Kevin Smith was speaking to Business Insider when he revealed that the disgraced Hollywood producer contacted him a mere week before The New York Times broke the first wave of accusations. The two reportedly hadn’t spoken since Smith’s 2008 comedy Zack and Miri Make a Porno, which had been made by The Weinstein Company and which failed at the box office. So he was a little surprised when Weinstein suddenly floated the idea of a sequel to Dogma.
“I said, ‘Hey, how are you?’ And he goes, ‘You know, we have Dogma, I just realized, and we got to get it out there again,'” Smith told Business Insider, referring to his star-studded 1999 comedy-fantasy, which found him exploring his religious side in his usual cheerfully crass-yet-thoughtful style.
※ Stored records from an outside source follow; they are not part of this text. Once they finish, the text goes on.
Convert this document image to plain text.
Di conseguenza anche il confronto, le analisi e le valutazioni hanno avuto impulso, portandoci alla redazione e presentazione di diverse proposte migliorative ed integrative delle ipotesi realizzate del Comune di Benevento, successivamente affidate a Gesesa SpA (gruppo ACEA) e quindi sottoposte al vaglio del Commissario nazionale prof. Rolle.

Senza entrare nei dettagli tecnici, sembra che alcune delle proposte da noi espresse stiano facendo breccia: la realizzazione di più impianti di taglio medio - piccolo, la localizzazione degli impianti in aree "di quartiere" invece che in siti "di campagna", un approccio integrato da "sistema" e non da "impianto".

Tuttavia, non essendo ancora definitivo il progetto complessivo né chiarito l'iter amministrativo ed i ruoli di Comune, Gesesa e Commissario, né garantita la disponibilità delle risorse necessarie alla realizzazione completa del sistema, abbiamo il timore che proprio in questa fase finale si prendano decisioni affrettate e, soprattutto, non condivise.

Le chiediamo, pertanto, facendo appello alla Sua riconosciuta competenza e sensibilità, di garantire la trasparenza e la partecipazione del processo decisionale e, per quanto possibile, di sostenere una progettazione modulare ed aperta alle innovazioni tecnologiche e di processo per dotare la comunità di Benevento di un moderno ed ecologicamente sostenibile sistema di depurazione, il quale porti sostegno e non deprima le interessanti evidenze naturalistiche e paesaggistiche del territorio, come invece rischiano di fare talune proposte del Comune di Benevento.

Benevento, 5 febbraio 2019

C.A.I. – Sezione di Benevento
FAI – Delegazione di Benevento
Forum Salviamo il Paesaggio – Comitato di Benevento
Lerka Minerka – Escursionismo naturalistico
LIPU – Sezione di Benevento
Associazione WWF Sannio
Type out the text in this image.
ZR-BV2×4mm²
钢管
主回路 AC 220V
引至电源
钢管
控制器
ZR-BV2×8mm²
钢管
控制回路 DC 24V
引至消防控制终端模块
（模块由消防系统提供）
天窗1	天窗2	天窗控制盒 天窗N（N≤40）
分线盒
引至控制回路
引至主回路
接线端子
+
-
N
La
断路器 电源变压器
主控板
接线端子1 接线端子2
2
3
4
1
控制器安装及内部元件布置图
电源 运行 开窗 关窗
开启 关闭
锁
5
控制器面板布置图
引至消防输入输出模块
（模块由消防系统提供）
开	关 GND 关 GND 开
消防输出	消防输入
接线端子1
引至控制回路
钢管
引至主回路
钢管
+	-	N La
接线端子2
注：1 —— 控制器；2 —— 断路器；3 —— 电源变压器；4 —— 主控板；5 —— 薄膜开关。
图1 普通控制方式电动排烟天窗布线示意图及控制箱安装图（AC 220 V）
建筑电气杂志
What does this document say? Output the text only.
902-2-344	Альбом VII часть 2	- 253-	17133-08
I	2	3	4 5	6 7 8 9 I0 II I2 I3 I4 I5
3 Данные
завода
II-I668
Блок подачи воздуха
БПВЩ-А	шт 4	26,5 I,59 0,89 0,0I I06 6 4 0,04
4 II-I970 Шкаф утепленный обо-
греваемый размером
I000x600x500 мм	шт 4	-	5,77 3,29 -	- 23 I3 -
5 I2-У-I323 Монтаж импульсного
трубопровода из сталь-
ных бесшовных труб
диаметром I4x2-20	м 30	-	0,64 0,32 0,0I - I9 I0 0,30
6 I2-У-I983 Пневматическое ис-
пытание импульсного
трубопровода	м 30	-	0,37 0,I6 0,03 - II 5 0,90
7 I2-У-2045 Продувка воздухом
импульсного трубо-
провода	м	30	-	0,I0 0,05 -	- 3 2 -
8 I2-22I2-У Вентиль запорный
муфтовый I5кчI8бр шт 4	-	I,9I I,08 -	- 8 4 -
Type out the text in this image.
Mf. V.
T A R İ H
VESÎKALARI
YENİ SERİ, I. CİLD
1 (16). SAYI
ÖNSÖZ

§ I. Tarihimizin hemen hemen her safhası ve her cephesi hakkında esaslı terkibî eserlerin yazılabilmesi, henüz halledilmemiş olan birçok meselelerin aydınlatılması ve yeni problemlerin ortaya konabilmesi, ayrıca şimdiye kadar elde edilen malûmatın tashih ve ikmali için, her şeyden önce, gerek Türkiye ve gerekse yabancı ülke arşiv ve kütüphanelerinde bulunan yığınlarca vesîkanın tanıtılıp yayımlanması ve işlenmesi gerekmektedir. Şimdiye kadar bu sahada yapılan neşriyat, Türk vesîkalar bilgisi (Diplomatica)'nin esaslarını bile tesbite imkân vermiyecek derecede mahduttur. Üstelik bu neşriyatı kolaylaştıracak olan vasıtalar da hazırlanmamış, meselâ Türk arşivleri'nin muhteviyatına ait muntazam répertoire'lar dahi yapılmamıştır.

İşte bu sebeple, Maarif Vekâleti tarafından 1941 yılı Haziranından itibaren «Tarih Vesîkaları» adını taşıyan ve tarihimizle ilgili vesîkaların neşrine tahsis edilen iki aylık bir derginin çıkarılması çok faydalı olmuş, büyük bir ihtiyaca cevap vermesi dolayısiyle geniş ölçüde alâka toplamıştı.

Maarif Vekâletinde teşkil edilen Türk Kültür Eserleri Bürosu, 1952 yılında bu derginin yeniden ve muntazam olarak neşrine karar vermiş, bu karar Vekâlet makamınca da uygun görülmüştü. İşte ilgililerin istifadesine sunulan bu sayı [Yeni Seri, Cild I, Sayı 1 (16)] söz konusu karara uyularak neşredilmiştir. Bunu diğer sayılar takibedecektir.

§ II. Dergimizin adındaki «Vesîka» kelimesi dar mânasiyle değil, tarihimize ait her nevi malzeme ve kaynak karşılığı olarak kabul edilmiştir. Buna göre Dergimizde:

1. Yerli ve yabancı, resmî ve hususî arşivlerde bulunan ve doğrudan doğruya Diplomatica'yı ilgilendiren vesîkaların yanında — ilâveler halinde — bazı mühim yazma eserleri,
“I said, ‘We do! People online are always asking where they can get it,'” Smith recalled. “And he then goes, ‘You know, that movie had a big cast, we might even be able to do a sequel.’ And I was like, ‘Yeah man, right on. I might think about that.’ And he was like, ‘We’ll talk.’ And a week later The New York Times story breaks. I felt sick to my stomach.”
Weinstein’s team said they weren’t sure if the call ever happened, though Smith also says that, after reading the Times story, he learned that at least one other person in the industry had received a similar call.
Smith has a theory about why Weinstein phoned him up so soon before the scandal broke. “He was starting to circle the wagons,” Smith said. “It was him looking to see who was a friend still because his life was about to shift completely.”
The filmmaker also pointed that he’d defended Weinstein previously, when Peter Biskind’s 2004 indie exposé Down and Dirty Pictures portrayed he and his brother Bob as bullies who intimidated their way to box office and awards glory. “ I wrote a piece in Variety on how he’s still got the edge when people would go after him like, ‘Harvey’s lost his touch,’” Smith pointed out.
Weinstein is currently awaiting a January 2020 trial for charges of rape, predatory sexual assault, and criminal sex act based on two separate allegations. He’s plead not guilty to all charges.
Smith’s latest film, Jay and Silent Bob Reboot, hits theaters on October 15.